Euclid's Proof that there are an Infinite Number of Primes

Proving these results from classic number theory are useful for many reasons. For one, they prepare you for the study of cryptography. It never hurts to study cryptography now does it? Second, they are fun and interesting to boot. The latter reason is enough if you ask me.

They are also nice simple proofs to improve our proof writing skills (in other words, our so-called mathematical maturity). You’ve probably heard me say that term before. It sounds pretentious doesn’t it? However, it’s just learning how to be more comfortable with higher math. I believe anyone that applies themselves can learn higher math. It just takes work and patience. Like learning a musical instrument, with practice, you will get better. So let’s start busting this out.

This is one of the most celebrated proofs, in all of mathematics, and Euclid is also one of the most celebrated mathematicians in history. At its heart, the proof is rather simple, yet at the same time it is rather profound. Euclid, a Greek mathematician, did the proof around 300 B.C.

The proof involves generating a contradiction; a rather important proof technique that, at first, can seem a bit counter-intuitive.
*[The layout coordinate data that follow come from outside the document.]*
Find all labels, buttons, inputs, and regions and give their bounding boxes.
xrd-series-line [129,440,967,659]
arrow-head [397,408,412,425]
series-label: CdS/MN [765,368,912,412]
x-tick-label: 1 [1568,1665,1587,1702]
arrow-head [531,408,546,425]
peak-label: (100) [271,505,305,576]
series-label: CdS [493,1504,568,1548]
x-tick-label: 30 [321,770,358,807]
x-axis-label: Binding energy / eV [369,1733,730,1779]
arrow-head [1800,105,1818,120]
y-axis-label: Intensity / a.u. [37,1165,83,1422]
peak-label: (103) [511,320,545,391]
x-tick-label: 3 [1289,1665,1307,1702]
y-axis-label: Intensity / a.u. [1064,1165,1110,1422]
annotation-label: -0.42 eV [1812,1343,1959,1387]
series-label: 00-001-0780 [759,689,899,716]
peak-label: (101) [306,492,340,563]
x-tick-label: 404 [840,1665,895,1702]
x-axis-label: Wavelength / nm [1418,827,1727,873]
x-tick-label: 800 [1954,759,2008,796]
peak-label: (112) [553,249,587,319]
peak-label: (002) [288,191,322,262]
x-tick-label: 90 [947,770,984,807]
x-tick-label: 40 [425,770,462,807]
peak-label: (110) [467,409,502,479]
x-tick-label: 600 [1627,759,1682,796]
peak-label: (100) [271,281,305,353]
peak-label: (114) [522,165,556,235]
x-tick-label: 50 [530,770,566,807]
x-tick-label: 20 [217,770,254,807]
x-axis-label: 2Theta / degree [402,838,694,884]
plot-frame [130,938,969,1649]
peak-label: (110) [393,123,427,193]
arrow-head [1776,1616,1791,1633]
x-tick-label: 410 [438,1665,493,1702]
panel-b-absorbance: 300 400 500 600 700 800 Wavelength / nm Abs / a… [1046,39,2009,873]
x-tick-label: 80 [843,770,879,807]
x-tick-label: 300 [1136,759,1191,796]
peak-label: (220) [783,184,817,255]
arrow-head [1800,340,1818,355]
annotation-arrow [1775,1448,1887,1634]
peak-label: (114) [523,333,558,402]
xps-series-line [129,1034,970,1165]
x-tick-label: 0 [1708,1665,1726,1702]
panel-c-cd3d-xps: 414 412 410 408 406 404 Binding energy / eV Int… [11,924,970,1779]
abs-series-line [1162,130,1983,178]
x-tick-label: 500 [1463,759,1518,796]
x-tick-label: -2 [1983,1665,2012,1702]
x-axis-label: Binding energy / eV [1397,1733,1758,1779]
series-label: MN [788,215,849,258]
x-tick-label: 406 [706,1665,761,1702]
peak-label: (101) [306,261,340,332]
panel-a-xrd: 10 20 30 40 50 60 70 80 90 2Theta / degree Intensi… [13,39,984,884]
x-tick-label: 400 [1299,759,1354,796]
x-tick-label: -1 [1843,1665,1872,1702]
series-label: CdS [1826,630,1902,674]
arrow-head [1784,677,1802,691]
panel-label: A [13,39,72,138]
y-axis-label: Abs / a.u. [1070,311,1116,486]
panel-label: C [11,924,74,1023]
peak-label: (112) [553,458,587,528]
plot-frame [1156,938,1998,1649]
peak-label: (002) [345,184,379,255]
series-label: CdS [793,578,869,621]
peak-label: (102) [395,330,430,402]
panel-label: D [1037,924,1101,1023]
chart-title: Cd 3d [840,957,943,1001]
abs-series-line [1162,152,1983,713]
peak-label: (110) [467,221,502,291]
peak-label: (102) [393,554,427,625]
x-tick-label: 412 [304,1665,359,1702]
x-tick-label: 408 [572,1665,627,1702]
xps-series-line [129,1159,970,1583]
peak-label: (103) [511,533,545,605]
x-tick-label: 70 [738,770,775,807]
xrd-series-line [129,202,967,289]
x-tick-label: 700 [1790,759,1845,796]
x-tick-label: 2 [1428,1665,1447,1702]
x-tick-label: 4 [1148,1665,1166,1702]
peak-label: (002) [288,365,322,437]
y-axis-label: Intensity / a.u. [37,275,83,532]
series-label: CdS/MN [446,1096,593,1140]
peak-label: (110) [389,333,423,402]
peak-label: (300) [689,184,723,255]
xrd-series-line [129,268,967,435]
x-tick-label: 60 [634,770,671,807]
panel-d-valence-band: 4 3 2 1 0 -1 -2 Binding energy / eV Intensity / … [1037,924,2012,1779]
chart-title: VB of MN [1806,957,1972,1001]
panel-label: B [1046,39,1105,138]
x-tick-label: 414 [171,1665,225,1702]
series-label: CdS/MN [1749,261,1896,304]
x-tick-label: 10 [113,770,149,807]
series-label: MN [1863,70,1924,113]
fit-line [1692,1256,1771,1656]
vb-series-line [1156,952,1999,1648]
To this day, it stands as one of the most important theorems in number theory. I would gather the fundamental theorem of arithmetic ranks higher in importance, but guess who fathered that proof as well? That’s right, Euclid!

He was rather productive, those many eons ago, before social media and YouTube could distract him. There are numerous other related theorems, involving prime numbers, and many problems are still open today.

So, let’s begin with this delicious gem.

Quick definition: a prime number is a number that is divisible by only itself (no remainder) and 1. Convention is that the first prime starts at 2 - i.e., 1 doesn't count.

The theorem basically says if one tries to list all the primes from 2,3,5….n, the list will not contain all the prime numbers - it will be incomplete. That is there will be more prime numbers after n. More specifically it says there are actually an infinite number of primes. Hence, there is no largest prime number.

To show there are an infinite number of primes we will find a contraction. To do that let’s assume there is actually just a finite number of primes \(P_1, P_2, P_3…P_n\). Let \(P=P_1P_2P_3…P_n+1\). From the fundamental theorem of arithmetic, we know that P is either prime or can be composed of prime factors (i.e., is composite).

For the case where P is prime, it must be a prime number larger than \(P_n\) since no term of \(P_1, P_2,P_3…P_n\) could be a factor of P since there would be a non-zero remainder, and hence, this is contradiction to our assumption. Why? Since our assumption that there are a finite number of primes was shown to be false by contraction.

For the second case, where the number P is a composite, we know that there must be prime factors of P. However, as in the first case, none of those prime factors can include \(P_1,P_2,P_3…P_n\) as there would be a non-zero remainder.

Hence, the assumption that there is a finite number of primes is false since both cases where P is either prime or composite have been shown to be a contradiction. Hence, this proves that there are not a finite number of primes. This can be said more simply as there must be an infinite number of primes - this results from just negating the prior sentence.

Some easier proofs regarding prime numbers are that 2 is the only even prime number, and 2 and 3 are the only consecutive prime numbers, among many others.

Soon, I will post some code that performs numerical prime number analysis (probably just in C). Maybe we will be able to crack some encryption codes, which are based in large prime numbers - probably not. Do you think the NSA is reading my blog?